Ft. Lauderdale Woman Killed By Air Bag In Low Speed Accident

Author(s): Robin Porter
Date Published: November 12, 2003
Originally Published In: Newsome Law Firm

Orlando, FL – (November 12, 2003) – The Newsome Law Firm, received a $3.3 million verdict on behalf of a 29-year-old Ft. Lauderdale woman’s son after she was killed in a low speed accident by a defective air bag in a 1996 Ford Taurus. The family’s attorneys contended that the air bag system for the 1996 Ford Taurus was defectively designed to deploy in crashes under 10 miles per hour where an air bag was not needed. Ford’s own experts conceded that the air bag caused the fatal chest injuries sustained by Ms. Mayling Semidey on March 11, 2000, and that she would have sustained only minor injuries if the air bag had not deployed.

The National Highway Traffic Safety Administration (NHTSA) has investigated numerous low speed air bag-induced fatalities involving first generation air bags installed in cars throughout the 1990’s, primarily involving small-statured women drivers who are close to the air bag when it deploys, and small children who ride in the front seat. However, little attention has been given to the risk to other drivers like Mayling Semidey, who was 5’9” and weighed 150 lbs., which is above average stature, and who, an eyewitness said, was wearing a seat belt.

Reconstruction of the March 11, 2000 crash by both sides revealed that the driver, Ms. Semidey, struck a concrete retaining wall while entering the Florida Turnpike at a speed equivalent to a 9 mile per hour frontal impact. Ms. Semidey, a single mother of a three-year-old son, was on her way home from an errand when the low speed accident occurred.

Ford Motor Company designed the subject 1996 Ford Taurus to incorporate an air bag that, in frontal crashes, must deploy at speeds of 14 miles per hour or greater, and must not deploy at speeds of 8 miles per hour or less.
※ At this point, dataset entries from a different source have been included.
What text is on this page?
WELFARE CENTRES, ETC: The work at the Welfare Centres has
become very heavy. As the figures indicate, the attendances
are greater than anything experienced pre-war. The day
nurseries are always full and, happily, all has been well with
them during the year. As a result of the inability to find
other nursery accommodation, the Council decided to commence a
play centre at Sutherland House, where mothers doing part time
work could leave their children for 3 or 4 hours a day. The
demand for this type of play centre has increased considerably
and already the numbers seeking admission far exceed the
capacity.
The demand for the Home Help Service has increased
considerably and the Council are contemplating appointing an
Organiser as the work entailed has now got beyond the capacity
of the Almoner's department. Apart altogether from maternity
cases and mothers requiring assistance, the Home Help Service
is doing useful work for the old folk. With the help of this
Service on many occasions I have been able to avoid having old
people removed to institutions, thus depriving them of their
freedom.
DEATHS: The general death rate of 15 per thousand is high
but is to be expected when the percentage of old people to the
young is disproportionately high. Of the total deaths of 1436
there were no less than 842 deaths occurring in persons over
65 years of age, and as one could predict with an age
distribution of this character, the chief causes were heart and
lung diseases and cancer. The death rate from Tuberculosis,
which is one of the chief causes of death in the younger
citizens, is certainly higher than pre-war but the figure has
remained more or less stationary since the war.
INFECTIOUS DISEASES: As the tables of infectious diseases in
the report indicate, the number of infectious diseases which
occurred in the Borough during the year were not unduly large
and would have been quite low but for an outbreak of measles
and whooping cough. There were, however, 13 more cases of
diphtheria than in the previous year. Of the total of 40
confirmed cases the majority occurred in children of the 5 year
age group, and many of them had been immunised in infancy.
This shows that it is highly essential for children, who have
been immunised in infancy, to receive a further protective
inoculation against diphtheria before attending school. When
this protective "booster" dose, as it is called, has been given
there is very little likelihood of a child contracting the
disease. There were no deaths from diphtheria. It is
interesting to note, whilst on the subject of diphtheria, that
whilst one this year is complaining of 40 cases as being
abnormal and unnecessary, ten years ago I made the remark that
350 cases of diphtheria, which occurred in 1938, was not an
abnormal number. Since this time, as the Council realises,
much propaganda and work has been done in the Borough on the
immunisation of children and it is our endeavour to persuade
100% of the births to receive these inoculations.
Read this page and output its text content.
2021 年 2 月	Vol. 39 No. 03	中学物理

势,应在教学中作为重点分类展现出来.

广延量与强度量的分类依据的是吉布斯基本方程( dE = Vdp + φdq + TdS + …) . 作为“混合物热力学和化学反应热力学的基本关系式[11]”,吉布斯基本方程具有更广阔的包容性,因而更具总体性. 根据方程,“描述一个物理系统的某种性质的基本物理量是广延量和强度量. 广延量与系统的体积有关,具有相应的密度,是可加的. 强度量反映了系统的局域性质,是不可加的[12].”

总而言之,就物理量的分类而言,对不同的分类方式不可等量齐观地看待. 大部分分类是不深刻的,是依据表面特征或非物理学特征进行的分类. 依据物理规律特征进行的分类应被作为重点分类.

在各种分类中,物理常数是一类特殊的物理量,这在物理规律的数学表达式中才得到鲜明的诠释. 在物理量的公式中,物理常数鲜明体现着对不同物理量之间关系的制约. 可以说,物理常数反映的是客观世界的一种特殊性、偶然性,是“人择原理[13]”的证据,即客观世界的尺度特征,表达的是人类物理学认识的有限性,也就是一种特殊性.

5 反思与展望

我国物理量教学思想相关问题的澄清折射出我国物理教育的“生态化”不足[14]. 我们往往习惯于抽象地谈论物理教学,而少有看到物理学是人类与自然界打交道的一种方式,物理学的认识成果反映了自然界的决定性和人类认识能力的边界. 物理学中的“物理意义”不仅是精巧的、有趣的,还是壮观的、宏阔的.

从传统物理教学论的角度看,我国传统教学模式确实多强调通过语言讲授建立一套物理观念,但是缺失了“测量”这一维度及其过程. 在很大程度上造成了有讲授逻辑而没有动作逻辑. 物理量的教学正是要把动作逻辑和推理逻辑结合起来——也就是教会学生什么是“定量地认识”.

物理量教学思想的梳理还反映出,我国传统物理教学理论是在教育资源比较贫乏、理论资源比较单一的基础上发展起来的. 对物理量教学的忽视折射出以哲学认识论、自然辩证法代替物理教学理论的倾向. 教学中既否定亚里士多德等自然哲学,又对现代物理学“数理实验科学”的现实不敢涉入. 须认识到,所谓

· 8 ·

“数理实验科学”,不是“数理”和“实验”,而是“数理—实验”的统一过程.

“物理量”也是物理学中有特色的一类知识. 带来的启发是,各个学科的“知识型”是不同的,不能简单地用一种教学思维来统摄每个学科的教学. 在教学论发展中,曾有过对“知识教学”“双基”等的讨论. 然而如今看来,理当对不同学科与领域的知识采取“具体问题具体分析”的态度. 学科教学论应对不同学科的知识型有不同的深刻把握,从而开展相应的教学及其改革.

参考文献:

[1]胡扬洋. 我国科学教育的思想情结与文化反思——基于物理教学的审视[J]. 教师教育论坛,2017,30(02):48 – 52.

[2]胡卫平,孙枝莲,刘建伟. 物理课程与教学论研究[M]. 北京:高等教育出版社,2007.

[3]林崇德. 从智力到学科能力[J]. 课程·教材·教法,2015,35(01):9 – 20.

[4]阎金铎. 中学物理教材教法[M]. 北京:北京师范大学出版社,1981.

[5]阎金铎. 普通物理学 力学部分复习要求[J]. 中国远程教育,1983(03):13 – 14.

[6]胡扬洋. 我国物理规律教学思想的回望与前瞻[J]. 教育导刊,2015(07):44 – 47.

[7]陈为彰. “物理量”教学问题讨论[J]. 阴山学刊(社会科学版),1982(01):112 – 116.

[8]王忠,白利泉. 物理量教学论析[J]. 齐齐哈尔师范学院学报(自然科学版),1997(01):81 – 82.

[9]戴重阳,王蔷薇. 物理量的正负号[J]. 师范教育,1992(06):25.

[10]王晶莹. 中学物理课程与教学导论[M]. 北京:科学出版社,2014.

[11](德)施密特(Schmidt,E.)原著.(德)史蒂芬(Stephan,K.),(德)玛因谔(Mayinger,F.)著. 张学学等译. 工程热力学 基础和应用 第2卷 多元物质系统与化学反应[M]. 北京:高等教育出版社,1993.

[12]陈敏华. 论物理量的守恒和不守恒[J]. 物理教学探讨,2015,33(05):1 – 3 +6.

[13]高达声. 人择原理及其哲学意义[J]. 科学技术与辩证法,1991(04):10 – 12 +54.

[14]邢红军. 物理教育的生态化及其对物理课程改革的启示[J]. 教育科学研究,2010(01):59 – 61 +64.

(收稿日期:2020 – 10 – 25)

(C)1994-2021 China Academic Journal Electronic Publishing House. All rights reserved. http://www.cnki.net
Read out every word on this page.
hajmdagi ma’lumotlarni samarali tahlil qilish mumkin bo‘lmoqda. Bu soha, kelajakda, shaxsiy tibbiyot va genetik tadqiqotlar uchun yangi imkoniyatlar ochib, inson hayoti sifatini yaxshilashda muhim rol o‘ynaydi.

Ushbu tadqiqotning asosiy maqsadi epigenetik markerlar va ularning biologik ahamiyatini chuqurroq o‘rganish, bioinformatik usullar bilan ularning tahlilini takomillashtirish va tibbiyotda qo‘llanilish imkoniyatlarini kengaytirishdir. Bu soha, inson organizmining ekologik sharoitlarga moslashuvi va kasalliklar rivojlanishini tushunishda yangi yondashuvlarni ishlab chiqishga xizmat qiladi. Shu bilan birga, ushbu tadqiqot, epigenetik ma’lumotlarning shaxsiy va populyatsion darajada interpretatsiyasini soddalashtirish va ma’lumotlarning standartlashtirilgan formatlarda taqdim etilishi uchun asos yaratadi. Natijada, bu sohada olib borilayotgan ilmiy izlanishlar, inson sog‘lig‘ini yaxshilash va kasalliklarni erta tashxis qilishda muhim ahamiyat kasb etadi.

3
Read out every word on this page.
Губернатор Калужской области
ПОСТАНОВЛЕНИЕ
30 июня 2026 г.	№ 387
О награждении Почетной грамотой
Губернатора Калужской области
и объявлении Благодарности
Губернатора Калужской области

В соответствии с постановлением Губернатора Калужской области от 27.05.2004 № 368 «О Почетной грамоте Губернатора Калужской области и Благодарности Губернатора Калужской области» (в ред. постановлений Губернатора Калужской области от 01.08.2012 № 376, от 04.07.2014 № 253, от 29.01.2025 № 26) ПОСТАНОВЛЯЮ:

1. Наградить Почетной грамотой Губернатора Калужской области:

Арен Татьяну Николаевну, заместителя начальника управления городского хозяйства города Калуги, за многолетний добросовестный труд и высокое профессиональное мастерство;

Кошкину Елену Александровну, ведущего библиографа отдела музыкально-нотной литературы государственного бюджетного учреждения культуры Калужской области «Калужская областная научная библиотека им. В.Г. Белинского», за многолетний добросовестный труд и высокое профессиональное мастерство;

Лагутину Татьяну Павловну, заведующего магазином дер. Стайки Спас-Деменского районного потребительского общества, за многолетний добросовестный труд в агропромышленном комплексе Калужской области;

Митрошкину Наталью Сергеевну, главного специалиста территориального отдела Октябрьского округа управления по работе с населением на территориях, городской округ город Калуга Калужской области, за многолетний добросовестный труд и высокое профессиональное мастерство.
At the estimated speed of 9 miles per hour, the air bag was designed to deploy in some incidents, and not in others. The family’s attorneys said that designing the air bags to deploy below 10 miles per hour exposed Ms. Semidey to an unreasonable risk. The jury agreed, finding the air bag system for the 1996 Ford Taurus to be defective, and finding Ford Motor Company negligent for causing the death of Ms. Semidey.

The attorney for the Plaintiff was Richard Newsome of the Newsome Law Firm. Ford was represented by Frank McDonald of the Carlton, Fields law firm.

The Newsome Law Firm is located in Orlando, Florida and represents consumers in personal injury and wrongful death cases with an emphasis on litigating products liability cases throughout the United States.